Regardless of what you call it, this animal spirit exists within each of us and it influences our financial decisions as readily as it influences other areas of our lives. Understanding the ways in which the heart can rule the head is the first step in lessening the likelihood of making a financial decision that you later come to regret. This article outlines a few common ways in which emotion can cloud judgement.
Money is fungible: in other words, £20 is £20 whether you received it in your monthly pay packet, or in a birthday card from a relative. Despite this, many studies have observed that people often separate their wealth into imaginary pots based on miscellaneous, subjective and ultimately irrelevant criteria, and will spend money from one pot more freely than money from another.

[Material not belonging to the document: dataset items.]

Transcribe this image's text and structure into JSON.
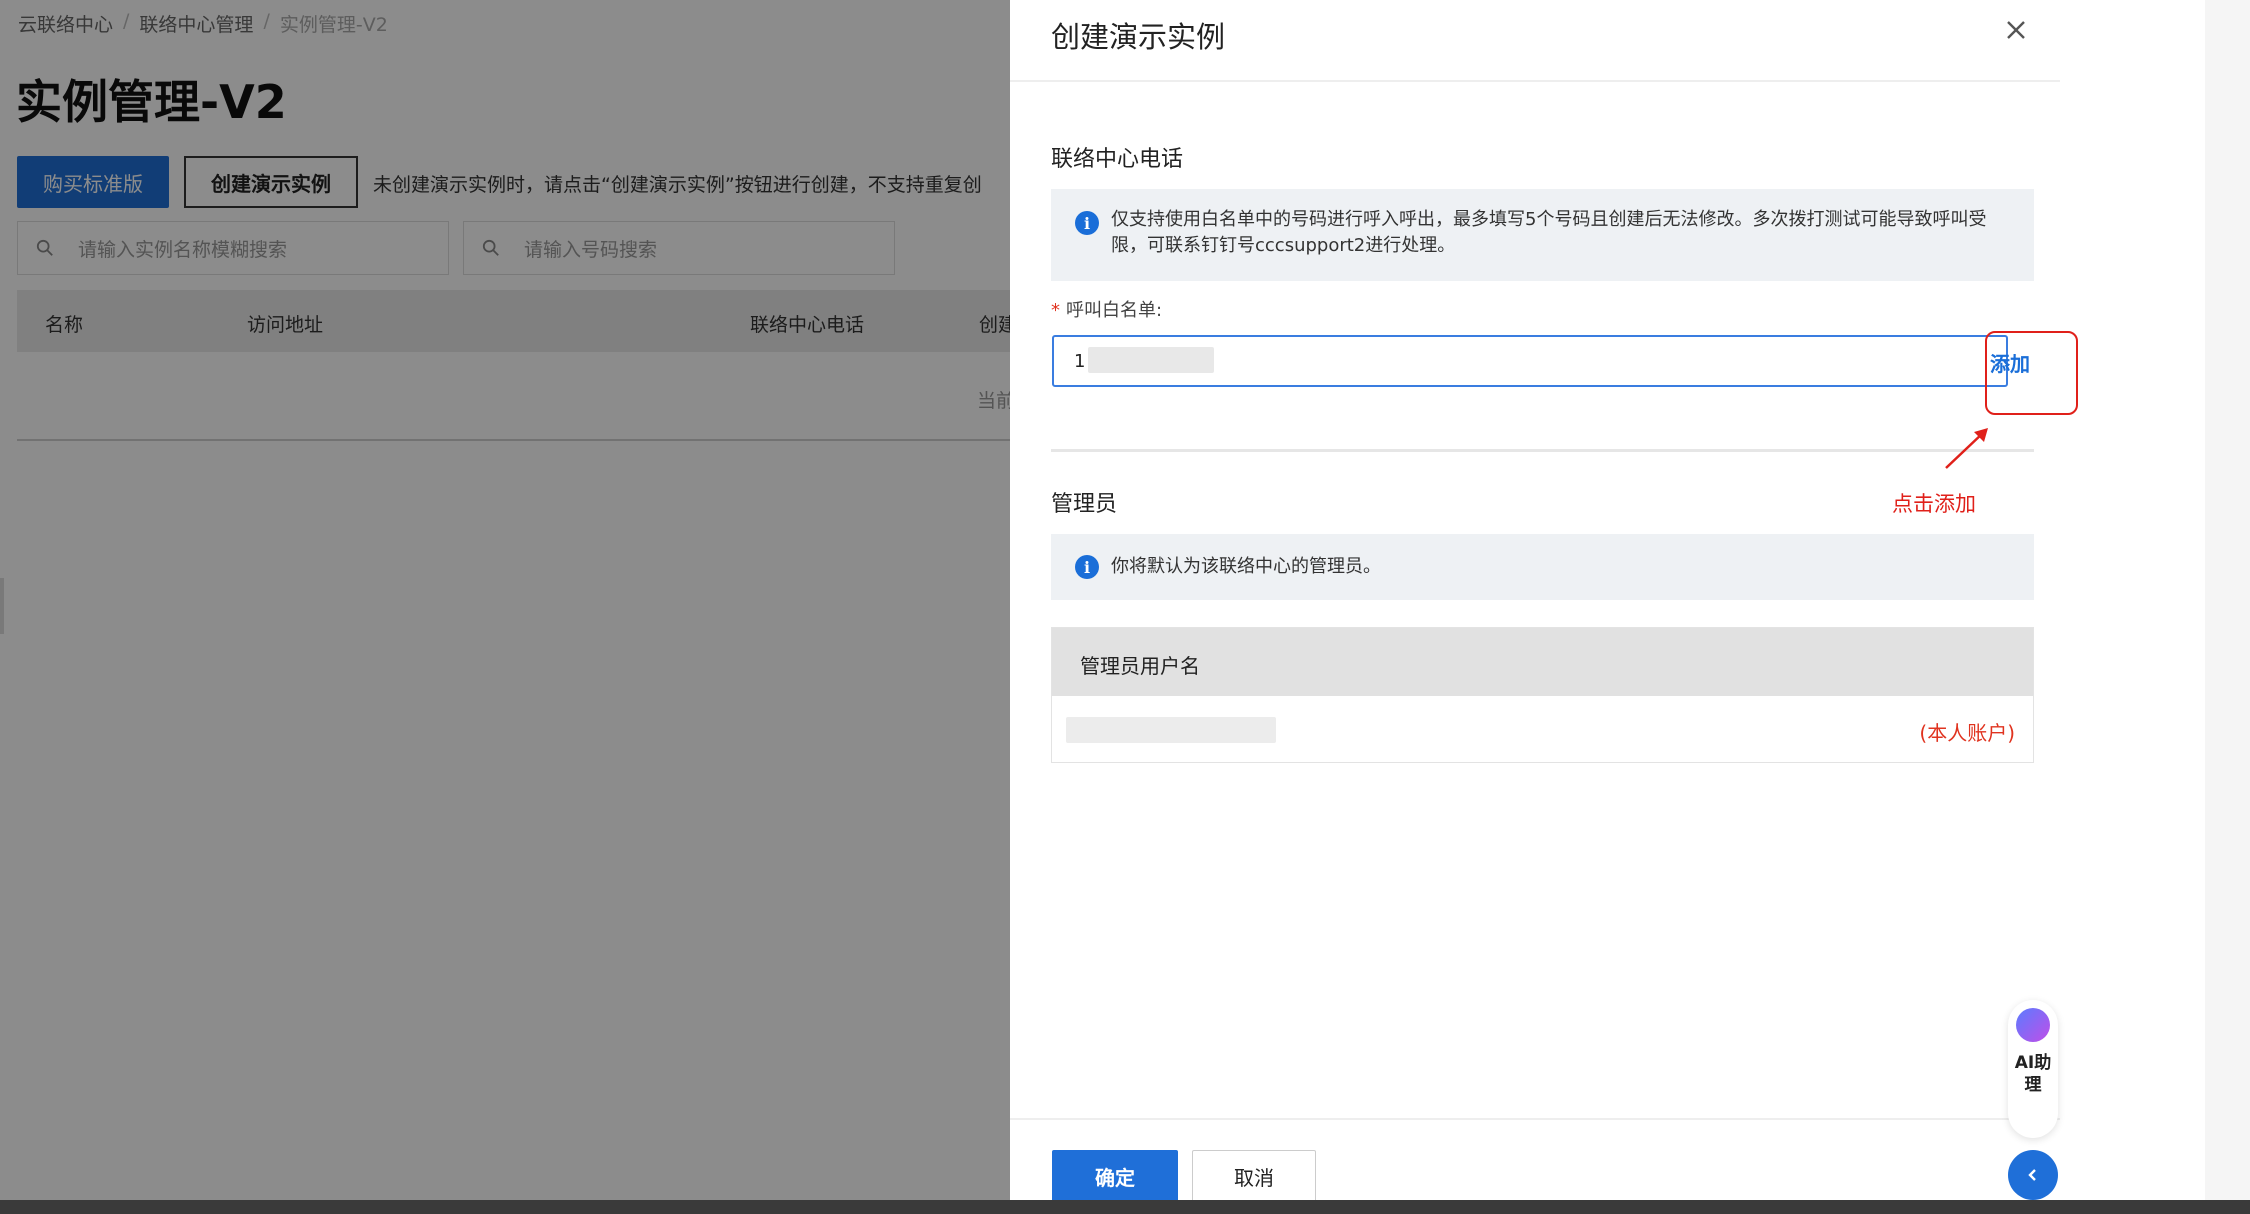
{
  "background": {
    "breadcrumb": [
      "云联络中心",
      "联络中心管理",
      "实例管理-V2"
    ],
    "page_title": "实例管理-V2",
    "buy_button": "购买标准版",
    "create_button": "创建演示实例",
    "hint": "未创建演示实例时，请点击“创建演示实例”按钮进行创建，不支持重复创",
    "search_name_placeholder": "请输入实例名称模糊搜索",
    "search_number_placeholder": "请输入号码搜索",
    "table_columns": [
      "名称",
      "访问地址",
      "联络中心电话",
      "创建"
    ],
    "empty_hint": "当前"
  },
  "drawer": {
    "title": "创建演示实例",
    "phone_section": {
      "title": "联络中心电话",
      "info": "仅支持使用白名单中的号码进行呼入呼出，最多填写5个号码且创建后无法修改。多次拨打测试可能导致呼叫受限，可联系钉钉号cccsupport2进行处理。",
      "whitelist_label": "呼叫白名单:",
      "whitelist_value": "1",
      "add_link": "添加"
    },
    "annotation": "点击添加",
    "admin_section": {
      "title": "管理员",
      "info": "你将默认为该联络中心的管理员。",
      "column": "管理员用户名",
      "self_tag": "(本人账户)"
    },
    "ok_button": "确定",
    "cancel_button": "取消"
  },
  "ai_assistant": {
    "label": "AI助理"
  },
  "colors": {
    "primary": "#1f6fd8",
    "annotation": "#e0201a",
    "required": "#e0331f"
  }
}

This can become a costly practice: for example, people will hold on to a low interest savings account alongside high interest credit card debts. The sensible solution is often to use the savings to clear the debt and thereby pay less interest, but people are often reluctant to do so, particularly if those savings have been earmarked for something special.

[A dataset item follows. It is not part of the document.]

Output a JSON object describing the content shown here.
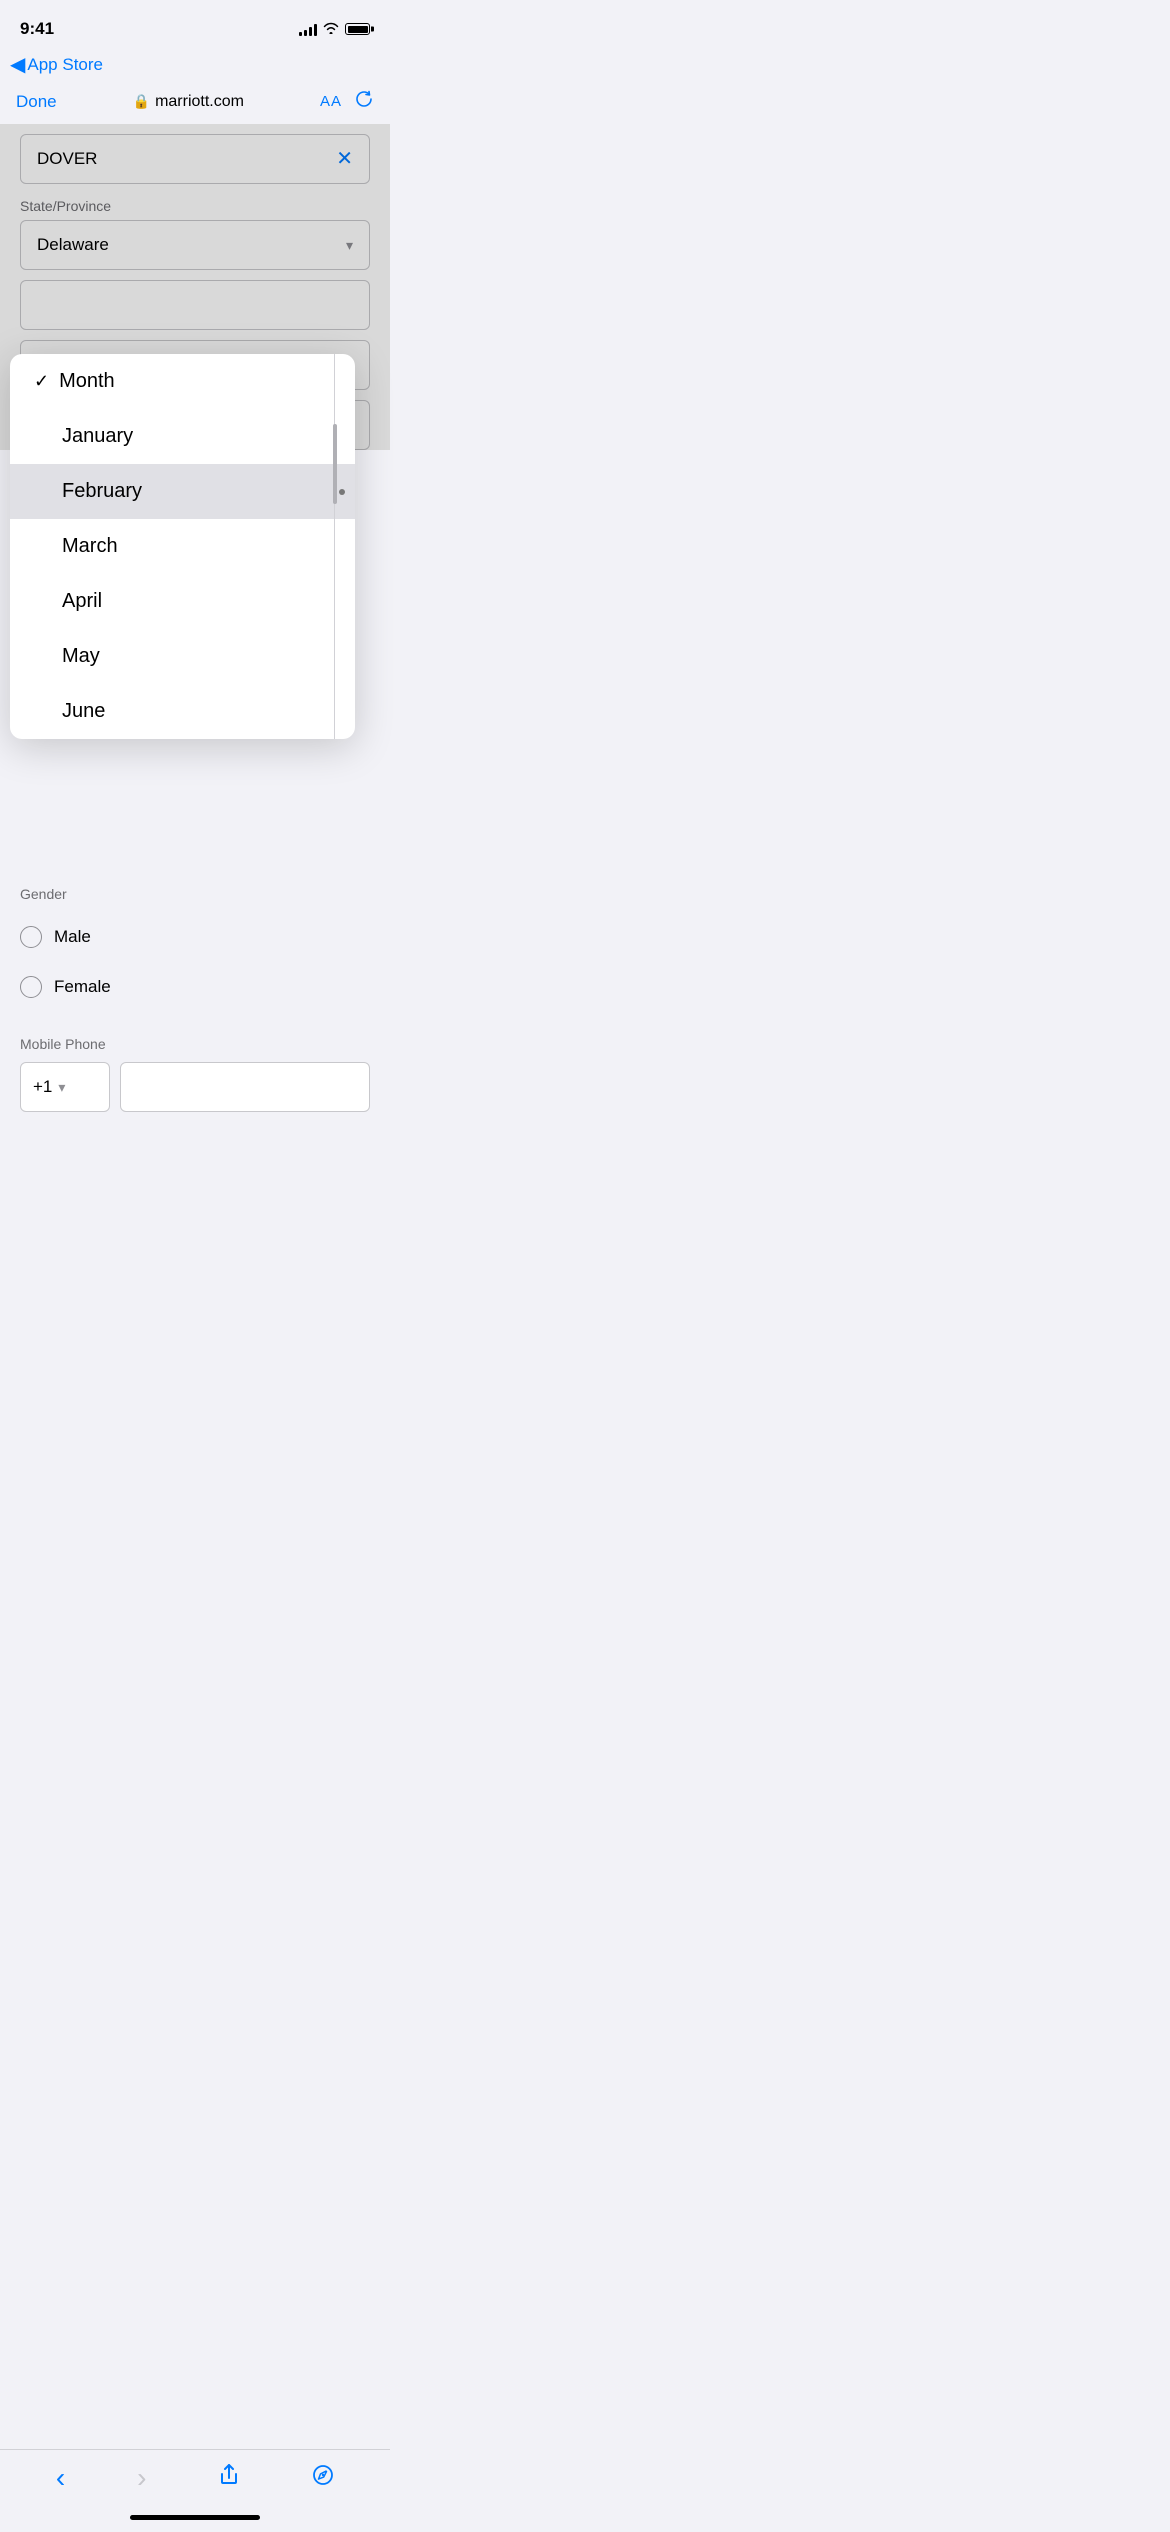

This refers to the natural tendency to place more importance on new information versus old. Consider this: a person drives the same route to work every day in much the same manner. One day they witness a car accident on that route. For the next few weeks they drive with more care and attention than before, but they steadily revert to their old driving habits.
If all things are held equal in this scenario, then the risks of driving that route daily are unchanged from start to finish and, therefore, the temporary change in behaviour defies logic. This bias is present within all investors, so its cumulative effect could partly explain why market prices often overreact to news.
Most people will act more quickly to prevent a loss than they will to exploit a gain. Numerous experiments have concluded that this is because most people feel the pain of a loss more keenly than the joy of a gain; the negative emotional experience is more intense than its positive equivalent.
The level of anguish differs for each of us, so this can be particularly problematic for less experienced investors who have not yet learned how they will react emotionally to a period of market volatility; some will experience a cool indifference, but others will endure sleepless nights.
Where investment decisions are being made, this pre-occupation with loss can also contribute to overreactions ‘en masse’. All investments fluctuate in value, so the decision of whether to continue to hold an investment should be based on a logical analysis of its prospects, rather than an emotional response to recent events.
And a few others…
Herding: mimicking the observed actions of those around you, for example, by selling an investment because everyone else seems to be selling it too (this behaviour is so regularly seen that investment strategies have been developed to try to exploit it).
The endowment effect: the belief that something is worth more than its true market value based on nothing more than the fact that you own it (often seen with houses).
Sentiment: holding on to investments because they were inherited from a family member, with no regard given to the fact that its fundamentals may have completely changed since the stock was picked.
Anchoring: an obsession with certain numbers on a performance scale, e.g. the FTSE 100 breaching 7,000, or a portfolio achieving 3% growth per annum. There is rarely any reason for selecting these benchmarks beyond the fact that they are nice round numbers, and yet investors will cling to them indefinitely regardless of the wider context.
This list is not exhaustive. There are many more ways in which biases, emotions and irrational thought processes can lead us to make questionable decisions regarding our finances. A detached observer may scoff at some of the behaviours described above, but with a little introspection, most would recognise at least one or two of these patterns in their own behaviour.
A good adviser will have experience in dealing with many different types of people. They will have witnessed and managed many situations where someone has been in danger of allowing their heart to rule their head, and often an impartial voice giving an experienced opinion from an outsider’s perspective may provide the moment of clarity required to avoid a poor decision.